2005 Quinta de Vargellas: And now for something completely different! Warmer, sweeter, rich, overwhelming tannin structure, banana, more bite.
1985 Taylor’s Vintage Port: Lovely integrated, lush, generous, dried fruit, coffee. Loved this one.
2000 Taylor’s Vintage Port: I think this won my heart today, this had something the others did not have. Very, very nice.
2011 Taylor’s Vintage Port: Fantastic, but a bit difficult to evaluate at the moment. Very powerful.
Taylor’s 10 years old Tawny: A bit harsh, I think.
Taylor’s 20 years old Tawny: Much better. Lovely texture, great wine!
Taylor’s 30 years old Tawny: Better than the 20 year old, more of everything.
Taylor’s 40 years old Tawny: This is Taylor’s saying “I rest my case.” I have nothing to add. Perfection in a bottle, bluntly, tacky, and clichéishly put.
1964 Single Harvest Tawny Port: Immensely impressive. Perfection.
So, have I gotten any wiser? One of my questions was about the drinking age. Young, old, somewhere in between? I sit with the 2000 and 2011, with the 1985 in fresh memory. The 2000, I think. I don’t know. Maybe. Maybe 10 years is good enough. But the 1985, its texture, so silky and integrated!
And the tawnys. Not to be forgotten! They proved as good as the vintage ports, so I will definitely buy more of them. You certainly do not have to exclude them in any way.
Many, many thanks to Jorge Ramos and Taylor’s for sharing the wines and the story behind Taylor’s, and many many thanks to Catharina and the rest of the crew at VinUnic for this wonderful experience. Thank you!
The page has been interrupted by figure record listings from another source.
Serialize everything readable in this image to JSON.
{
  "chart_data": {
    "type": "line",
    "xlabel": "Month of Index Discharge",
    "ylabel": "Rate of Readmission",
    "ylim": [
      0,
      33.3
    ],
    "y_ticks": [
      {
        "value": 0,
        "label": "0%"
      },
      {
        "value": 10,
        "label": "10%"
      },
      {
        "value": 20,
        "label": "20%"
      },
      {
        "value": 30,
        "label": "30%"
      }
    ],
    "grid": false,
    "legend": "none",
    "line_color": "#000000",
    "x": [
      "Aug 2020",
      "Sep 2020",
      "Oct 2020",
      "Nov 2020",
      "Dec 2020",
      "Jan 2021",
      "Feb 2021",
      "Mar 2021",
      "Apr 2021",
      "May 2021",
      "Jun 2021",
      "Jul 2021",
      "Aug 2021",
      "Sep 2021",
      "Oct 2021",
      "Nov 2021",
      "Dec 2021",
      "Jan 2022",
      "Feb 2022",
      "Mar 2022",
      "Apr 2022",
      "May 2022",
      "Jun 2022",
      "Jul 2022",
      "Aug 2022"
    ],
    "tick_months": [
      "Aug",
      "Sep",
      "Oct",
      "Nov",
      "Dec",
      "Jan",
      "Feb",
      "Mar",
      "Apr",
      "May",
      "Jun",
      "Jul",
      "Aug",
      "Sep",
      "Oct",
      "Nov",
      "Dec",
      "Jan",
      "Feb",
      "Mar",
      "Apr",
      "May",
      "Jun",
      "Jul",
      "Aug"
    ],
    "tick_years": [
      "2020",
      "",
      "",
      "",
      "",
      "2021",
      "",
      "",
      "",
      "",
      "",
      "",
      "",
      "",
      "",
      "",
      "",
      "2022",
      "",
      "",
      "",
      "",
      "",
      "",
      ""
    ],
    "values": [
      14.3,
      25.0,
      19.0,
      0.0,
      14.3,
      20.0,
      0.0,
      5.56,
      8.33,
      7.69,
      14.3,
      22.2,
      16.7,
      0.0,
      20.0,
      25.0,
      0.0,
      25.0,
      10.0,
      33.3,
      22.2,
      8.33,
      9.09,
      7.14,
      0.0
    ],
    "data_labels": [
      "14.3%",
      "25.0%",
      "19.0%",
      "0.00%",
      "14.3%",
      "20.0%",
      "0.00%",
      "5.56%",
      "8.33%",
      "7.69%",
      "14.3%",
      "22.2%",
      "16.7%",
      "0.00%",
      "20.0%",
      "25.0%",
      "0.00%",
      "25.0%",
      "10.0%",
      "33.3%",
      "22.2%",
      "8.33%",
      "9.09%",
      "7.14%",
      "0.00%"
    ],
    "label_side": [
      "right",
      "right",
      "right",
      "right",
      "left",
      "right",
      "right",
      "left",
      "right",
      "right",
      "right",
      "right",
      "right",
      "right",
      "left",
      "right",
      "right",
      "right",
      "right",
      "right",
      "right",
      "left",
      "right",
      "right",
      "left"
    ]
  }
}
On a more personal note, some twenty years ago I was in Porto for about a week. Our focus was not wine, rather the sun and the ocean, but being in Porto it is difficult not to explore the port supply (or demand, for that matter). So, on one of the days we boarded a guided bus tour, “Porto and the Port Wine,” led by this thirtysomething lunatic Englishman. Apart from the usual tourist musts of Porto, which we enjoyed very much, we visited Graham’s, and a purchase of a 1977 Graham’s Vintage Port. I still have it. Interested?
Strangely enough however, a few rather odd facts about Porto have remained in my mind since then. Firstly, and this is of course according to our guide, the lunatic Englishman, you do not simply ask for a coffee in Porto. No. “You could of course ask for a “un caffey por favore,” but that is so touristic. Ask for a “Cimbalino,” and the locals will shine up. You see, Cimbalino is the manufacturer’s name of the ancient coffee machines that were first used in Porto. So in Porto, Cimbalino equals coffee!”
Secondly, he guided us through the basis of Porto traffic driving. “There are only three traffic rules in Porto. One: there are only two official speed limits. Full speed, or full stop. Two: possession is nine tenths of the law. And finally, three: There is no overtaking on either side in Porto. Unless there is space, of course. And twelve inches, is space.”
A week later I run into one of the other participants at another event. We discuss the Taylor tasting briefly, and he confesses that “I have always considered myself as not a tawny guy, but that tasting changed all that!”